Empezó a revisar las solicitudes con nerviosismo y expectativa. Esa tanda de patentes pondría a Amedeo en una nueva situación y a la ciencia en un nivel superior. Pierce sabía que sacudiría el mundo de la nanotecnología. Y sonrió al pensar en la reacción que tendrían sus competidores cuando sus agentes de espionaje industrial les copiaran las páginas no propietarias de los formularios o cuando leyeran la fórmula de Proteus en las revistas científicas.

El paquete de solicitudes pretendía proteger una fórmula de conversión de energía celular, según se decía en los términos profanos utilizados en el resumen de la primera solicitud del paquete. Amedeo estaba buscando protección de patente para un «sistema de suministro energético» que proporcionaría energía a los robots biológicos que un día patrullarían los torrentes sanguíneos de los seres humanos y destruirían los patógenos que amenazaban a sus huéspedes.

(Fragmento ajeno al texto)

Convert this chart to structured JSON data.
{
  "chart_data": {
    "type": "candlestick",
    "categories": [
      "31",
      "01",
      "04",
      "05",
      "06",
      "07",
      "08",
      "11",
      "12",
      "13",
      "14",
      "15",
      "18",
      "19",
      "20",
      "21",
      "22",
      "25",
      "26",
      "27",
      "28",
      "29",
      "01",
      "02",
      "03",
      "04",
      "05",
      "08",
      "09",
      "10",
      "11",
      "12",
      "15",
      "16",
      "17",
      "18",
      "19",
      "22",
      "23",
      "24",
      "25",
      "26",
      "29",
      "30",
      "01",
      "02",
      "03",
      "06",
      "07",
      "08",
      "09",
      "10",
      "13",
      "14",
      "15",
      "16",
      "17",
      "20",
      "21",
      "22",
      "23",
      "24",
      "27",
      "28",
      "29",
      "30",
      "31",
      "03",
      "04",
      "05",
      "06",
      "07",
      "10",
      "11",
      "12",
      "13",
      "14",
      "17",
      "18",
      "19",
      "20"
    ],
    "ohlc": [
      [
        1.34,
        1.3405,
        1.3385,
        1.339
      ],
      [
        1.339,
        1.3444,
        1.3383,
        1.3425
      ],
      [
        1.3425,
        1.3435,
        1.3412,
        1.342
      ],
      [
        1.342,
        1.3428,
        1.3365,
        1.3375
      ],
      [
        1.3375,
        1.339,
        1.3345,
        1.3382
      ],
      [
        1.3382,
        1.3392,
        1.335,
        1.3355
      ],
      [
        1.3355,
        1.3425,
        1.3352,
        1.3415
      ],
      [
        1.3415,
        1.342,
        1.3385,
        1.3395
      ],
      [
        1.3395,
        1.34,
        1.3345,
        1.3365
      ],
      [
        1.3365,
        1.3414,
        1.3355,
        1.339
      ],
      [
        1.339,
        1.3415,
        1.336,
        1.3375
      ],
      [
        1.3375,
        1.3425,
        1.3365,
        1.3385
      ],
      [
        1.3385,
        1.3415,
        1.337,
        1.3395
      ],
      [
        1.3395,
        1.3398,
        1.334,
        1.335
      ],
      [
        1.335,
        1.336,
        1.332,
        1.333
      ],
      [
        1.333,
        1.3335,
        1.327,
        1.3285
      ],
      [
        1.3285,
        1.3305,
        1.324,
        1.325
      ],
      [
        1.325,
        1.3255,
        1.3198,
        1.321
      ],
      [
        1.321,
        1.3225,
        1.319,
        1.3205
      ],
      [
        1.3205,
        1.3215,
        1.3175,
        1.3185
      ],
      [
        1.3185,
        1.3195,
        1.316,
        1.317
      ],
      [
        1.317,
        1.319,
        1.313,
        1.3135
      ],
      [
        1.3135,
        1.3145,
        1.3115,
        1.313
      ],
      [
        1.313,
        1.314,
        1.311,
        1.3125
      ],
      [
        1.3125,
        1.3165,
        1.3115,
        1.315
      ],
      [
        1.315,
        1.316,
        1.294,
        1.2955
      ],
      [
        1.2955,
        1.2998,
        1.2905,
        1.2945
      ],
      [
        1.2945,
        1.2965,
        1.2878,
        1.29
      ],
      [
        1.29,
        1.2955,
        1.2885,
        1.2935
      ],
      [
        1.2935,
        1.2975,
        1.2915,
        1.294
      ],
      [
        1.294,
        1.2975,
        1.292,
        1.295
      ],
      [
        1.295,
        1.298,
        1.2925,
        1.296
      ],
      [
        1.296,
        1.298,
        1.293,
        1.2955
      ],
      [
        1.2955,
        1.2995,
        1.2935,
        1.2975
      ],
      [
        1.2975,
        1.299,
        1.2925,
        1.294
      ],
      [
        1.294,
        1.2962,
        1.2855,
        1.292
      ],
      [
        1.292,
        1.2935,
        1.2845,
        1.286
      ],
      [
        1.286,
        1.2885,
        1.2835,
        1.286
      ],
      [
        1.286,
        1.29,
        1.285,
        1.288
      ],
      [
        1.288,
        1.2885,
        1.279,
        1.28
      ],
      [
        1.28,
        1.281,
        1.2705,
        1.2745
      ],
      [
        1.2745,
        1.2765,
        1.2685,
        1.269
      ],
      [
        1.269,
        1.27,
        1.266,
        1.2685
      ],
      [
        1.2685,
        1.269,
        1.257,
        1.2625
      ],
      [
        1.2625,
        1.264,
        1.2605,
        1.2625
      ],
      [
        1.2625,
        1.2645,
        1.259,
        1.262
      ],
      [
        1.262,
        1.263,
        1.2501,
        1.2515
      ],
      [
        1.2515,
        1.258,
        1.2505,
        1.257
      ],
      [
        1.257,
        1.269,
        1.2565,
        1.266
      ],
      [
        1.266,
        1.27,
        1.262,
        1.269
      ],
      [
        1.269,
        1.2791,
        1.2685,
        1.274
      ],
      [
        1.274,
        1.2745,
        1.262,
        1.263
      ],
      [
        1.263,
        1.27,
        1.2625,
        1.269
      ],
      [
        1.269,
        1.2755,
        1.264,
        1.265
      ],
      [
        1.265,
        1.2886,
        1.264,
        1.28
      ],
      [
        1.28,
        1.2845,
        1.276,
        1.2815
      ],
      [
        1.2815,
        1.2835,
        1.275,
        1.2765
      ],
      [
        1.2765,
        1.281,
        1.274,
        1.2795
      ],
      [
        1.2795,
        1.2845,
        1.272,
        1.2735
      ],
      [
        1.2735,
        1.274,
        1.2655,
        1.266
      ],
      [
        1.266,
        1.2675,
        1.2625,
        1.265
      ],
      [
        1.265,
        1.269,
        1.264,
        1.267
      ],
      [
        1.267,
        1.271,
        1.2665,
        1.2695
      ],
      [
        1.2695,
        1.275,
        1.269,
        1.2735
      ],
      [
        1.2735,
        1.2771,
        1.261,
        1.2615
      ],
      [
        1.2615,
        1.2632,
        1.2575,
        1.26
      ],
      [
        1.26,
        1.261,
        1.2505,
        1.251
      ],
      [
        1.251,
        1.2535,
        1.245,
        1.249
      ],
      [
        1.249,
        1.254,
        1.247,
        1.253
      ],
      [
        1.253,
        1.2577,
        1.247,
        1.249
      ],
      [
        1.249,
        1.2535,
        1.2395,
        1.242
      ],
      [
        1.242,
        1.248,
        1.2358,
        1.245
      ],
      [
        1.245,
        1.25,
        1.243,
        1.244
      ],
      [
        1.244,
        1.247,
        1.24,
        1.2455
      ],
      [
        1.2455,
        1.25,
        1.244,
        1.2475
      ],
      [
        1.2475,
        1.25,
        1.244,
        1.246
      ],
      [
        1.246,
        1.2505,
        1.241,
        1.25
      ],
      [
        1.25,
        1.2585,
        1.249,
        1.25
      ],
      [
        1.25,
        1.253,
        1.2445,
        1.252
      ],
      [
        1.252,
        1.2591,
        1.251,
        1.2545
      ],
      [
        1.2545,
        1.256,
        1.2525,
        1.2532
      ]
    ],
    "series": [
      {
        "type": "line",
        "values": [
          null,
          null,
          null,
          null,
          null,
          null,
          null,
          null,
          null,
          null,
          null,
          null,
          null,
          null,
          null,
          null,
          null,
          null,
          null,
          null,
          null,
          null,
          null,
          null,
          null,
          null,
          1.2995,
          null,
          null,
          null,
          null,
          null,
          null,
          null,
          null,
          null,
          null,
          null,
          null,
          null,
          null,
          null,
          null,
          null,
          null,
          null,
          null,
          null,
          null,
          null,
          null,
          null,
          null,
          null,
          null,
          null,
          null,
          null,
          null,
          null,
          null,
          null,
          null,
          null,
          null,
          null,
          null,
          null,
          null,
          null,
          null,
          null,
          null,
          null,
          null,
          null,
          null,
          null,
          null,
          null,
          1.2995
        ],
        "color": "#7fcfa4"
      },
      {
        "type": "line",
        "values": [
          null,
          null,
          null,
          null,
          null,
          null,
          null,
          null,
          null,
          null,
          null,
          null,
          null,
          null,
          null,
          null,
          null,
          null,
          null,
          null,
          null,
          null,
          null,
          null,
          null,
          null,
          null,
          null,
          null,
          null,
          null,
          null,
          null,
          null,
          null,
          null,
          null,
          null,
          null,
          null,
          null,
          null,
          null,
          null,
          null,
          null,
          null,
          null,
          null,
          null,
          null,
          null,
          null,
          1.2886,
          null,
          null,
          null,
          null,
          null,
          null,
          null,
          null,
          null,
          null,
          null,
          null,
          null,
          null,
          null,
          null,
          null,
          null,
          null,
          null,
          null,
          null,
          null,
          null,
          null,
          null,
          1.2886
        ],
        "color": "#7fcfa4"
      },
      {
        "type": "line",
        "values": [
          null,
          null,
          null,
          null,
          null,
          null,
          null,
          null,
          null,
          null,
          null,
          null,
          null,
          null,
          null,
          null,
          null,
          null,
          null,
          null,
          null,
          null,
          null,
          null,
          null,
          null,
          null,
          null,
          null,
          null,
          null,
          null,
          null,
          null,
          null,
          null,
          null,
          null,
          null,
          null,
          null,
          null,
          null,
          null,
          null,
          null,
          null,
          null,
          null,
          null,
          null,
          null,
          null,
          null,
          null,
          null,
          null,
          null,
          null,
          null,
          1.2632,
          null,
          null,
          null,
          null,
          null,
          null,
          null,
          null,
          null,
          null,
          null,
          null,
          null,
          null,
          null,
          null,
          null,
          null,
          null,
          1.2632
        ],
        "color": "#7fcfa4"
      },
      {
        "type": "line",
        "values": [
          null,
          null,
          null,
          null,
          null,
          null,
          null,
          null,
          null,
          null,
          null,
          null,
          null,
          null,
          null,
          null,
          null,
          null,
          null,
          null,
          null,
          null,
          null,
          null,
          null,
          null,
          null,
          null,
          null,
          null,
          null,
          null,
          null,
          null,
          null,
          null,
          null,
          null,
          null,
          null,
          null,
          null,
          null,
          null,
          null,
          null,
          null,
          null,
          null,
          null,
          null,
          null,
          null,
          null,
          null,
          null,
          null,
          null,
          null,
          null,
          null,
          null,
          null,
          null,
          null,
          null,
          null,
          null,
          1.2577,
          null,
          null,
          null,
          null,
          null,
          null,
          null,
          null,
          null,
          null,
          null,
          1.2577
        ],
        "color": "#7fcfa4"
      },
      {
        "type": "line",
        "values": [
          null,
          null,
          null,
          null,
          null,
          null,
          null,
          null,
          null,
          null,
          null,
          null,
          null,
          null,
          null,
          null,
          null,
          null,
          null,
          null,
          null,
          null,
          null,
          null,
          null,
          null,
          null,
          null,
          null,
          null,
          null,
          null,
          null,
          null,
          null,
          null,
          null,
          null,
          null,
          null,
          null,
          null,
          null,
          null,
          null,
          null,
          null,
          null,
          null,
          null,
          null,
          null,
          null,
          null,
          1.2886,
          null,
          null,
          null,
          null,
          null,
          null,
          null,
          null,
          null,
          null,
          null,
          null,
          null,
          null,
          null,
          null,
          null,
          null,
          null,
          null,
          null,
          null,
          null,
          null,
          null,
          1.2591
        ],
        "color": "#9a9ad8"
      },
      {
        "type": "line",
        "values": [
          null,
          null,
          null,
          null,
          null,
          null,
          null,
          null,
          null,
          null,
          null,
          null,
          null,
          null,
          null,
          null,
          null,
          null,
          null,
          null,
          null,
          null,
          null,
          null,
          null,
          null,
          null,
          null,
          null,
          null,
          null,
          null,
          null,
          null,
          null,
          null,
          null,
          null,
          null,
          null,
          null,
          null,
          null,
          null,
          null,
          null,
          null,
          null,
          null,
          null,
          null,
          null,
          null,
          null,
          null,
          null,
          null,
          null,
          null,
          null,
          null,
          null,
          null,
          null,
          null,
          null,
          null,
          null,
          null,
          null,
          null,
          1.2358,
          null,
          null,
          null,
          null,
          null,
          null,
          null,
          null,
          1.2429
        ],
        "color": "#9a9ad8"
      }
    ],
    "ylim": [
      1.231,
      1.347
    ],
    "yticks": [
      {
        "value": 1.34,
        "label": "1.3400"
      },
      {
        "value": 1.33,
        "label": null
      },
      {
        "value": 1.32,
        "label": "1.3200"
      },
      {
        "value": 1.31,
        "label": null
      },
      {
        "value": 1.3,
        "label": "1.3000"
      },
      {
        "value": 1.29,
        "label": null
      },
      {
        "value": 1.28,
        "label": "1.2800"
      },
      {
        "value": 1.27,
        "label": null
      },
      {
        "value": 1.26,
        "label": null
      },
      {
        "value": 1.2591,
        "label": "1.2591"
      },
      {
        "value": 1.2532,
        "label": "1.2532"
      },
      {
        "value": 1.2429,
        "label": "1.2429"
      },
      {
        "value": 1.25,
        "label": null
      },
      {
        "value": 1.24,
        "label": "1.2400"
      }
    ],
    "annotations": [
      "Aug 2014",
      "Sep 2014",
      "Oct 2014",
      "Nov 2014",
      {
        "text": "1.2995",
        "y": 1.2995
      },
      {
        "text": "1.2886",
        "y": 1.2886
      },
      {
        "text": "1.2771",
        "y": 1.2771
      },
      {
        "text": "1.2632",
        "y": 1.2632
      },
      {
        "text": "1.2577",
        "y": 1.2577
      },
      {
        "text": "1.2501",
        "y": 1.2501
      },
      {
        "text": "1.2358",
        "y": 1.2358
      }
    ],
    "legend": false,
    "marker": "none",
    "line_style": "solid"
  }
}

Llamaron a la fórmula Proteus en un guiño a la película Viaje alucinante. En la película de 1966 se coloca un equipo médico en un submarino llamado Proteus, que luego se miniaturiza con un rayo y se inyecta en un cuerpo humano para buscar y destruir un coágulo inoperable en el cerebro.

La película era ciencia ficción y probablemente los rayos miniaturizadores siempre formarían parte del ámbito de la imaginación. Sin embargo, la idea de atacar patógenos en el organismo con robots celulares o biológicos, algo no muy distante del Proteus en la imaginación, estaba en el horizonte de la investigación científica.

Desde los albores de la nanotecnología, las aplicaciones médicas potenciales siempre habían sido la cara más atractiva de la ciencia. La posibilidad de curar el cáncer, el sida o cualquier otra enfermedad era más fascinante que un salto cuántico en la potencia de los ordenadores. La posibilidad de crear dispositivos que patrullaran en el organismo para encontrar, identificar y eliminar patógenos a través de una reacción química era el Santo Grial de la ciencia.

No obstante, el cuello de botella -aquello que mantenía este lado de la ciencia en la teoría mientras que un sinfín de investigadores trabajaba en el desarrollo de RAM y circuitos integrados moleculares- era la cuestión del abastecimiento de energía: cómo mover estos submarinos moleculares a través de la sangre mediante una fuente de energía que fuera natural y compatible con el sistema inmunitario humano.